Tunnel path destroyed due to metro projects, sewers
"When I became an MLA in 1993, there was hearsay about a tunnel present here that goes till Red Fort and I tried to search for its history. But there was no clarity over it," Goel told ANI. He said they cannot dig the tunnel further as path has been destroyed due to metro projects and sewer installations.
Here are some pictures of the tunnel
A tunnel-like structure discovered at the Delhi Legislative Assembly. "It connects to the Red Fort. There is no clarity over its history, but it was used by Britishers to avoid reprisal while moving freedom fighters," said Delhi Assembly Speaker Ram Niwas Goel (2.09) pic.twitter.com/OESlRYik69— ANI (@ANI) September 2, 2021
Goel said it will be renovated by next year
Goel further said there was once a gallows room at the Assembly building, adding that would be renovated and opened for public. He said the work will be completed by the next Independence Day (August 15, 2022). "This place has a very rich history...We intend to renovate it in a way that tourists and visitors can get a reflection of our history."
Goel says tunnel was used to ferry freedom fighters
Goel said he believes the tunnel was used by the British to ferry freedom fighters to the building to execute them. "It was used by British to avoid reprisal while moving freedom fighters." However, there is no confirmation about his theory. It is also possible the tunnel belonged to some other period or simply served as a cellar beneath the building.

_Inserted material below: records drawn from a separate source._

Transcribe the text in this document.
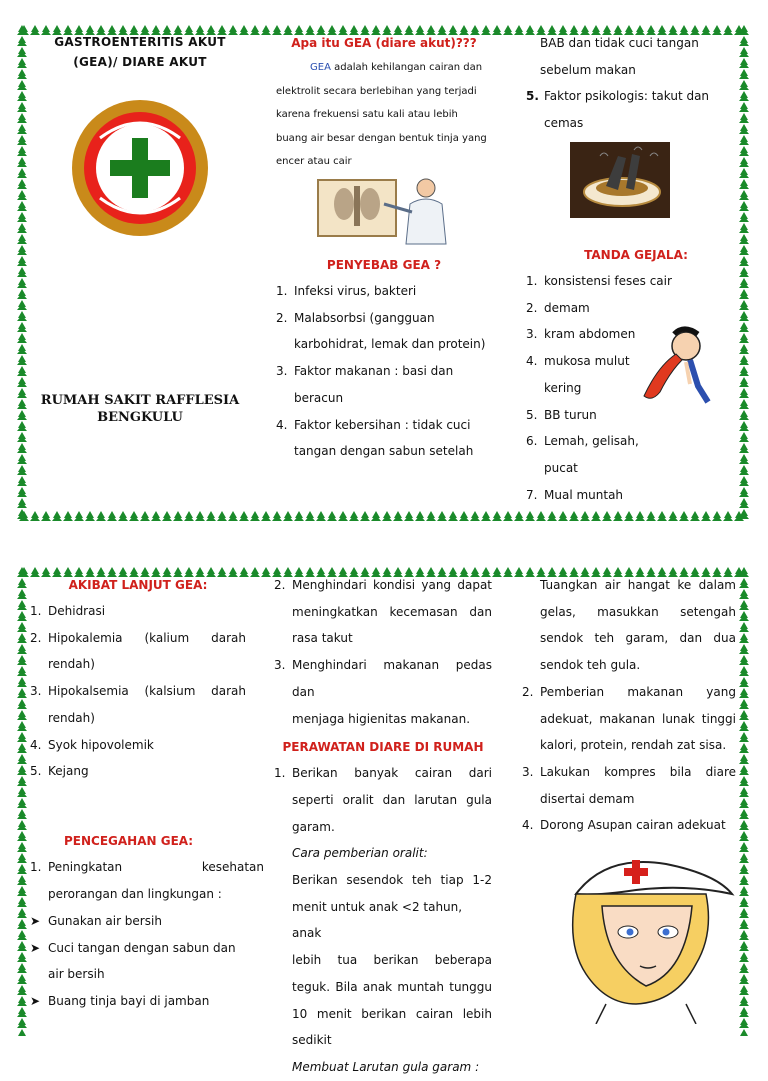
GASTROENTERITIS AKUT
(GEA)/ DIARE AKUT
RUMAH SAKIT RAFFLESIA
BENGKULU
Apa itu GEA (diare akut)???
GEA adalah kehilangan cairan dan
elektrolit secara berlebihan yang terjadi
karena frekuensi satu kali atau lebih
buang air besar dengan bentuk tinja yang
encer atau cair
PENYEBAB GEA ?
1. Infeksi virus, bakteri
2. Malabsorbsi (gangguan
karbohidrat, lemak dan protein)
3. Faktor makanan : basi dan
beracun
4. Faktor kebersihan : tidak cuci
tangan dengan sabun setelah
BAB dan tidak cuci tangan
sebelum makan
5. Faktor psikologis: takut dan
cemas
TANDA GEJALA:
1. konsistensi feses cair
2. demam
3. kram abdomen
4. mukosa mulut
kering
5. BB turun
6. Lemah, gelisah, pucat
7. Mual muntah
AKIBAT LANJUT GEA:
1. Dehidrasi
2. Hipokalemia (kalium darah
rendah)
3. Hipokalsemia (kalsium darah
rendah)
4. Syok hipovolemik
5. Kejang
PENCEGAHAN GEA:
1. Peningkatan kesehatan
perorangan dan lingkungan :
➤ Gunakan air bersih
➤ Cuci tangan dengan sabun dan
air bersih
➤ Buang tinja bayi di jamban
2. Menghindari kondisi yang dapat
meningkatkan kecemasan dan
rasa takut
3. Menghindari makanan pedas dan
menjaga higienitas makanan.
PERAWATAN DIARE DI RUMAH
1. Berikan banyak cairan dari
seperti oralit dan larutan gula
garam.
Cara pemberian oralit:
Berikan sesendok teh tiap 1-2
menit untuk anak <2 tahun, anak
lebih tua berikan beberapa
teguk. Bila anak muntah tunggu
10 menit berikan cairan lebih
sedikit
Membuat Larutan gula garam :
Tuangkan air hangat ke dalam
gelas, masukkan setengah
sendok teh garam, dan dua
sendok teh gula.
2. Pemberian makanan yang
adekuat, makanan lunak tinggi
kalori, protein, rendah zat sisa.
3. Lakukan kompres bila diare
disertai demam
4. Dorong Asupan cairan adekuat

Historian says tunnel could belong to an earlier period
However, historian William Dalrymple had earlier disapproved of Goel's theory, according to a 2016 BBC report. "The British had military control, they could drive prisoners through the streets without any fear," he had said. Dalrymple speculated the tunnel dated back to the era of the 1857 war. "This tunnel may well be a grisly reminder of that moment," he had told the BBC.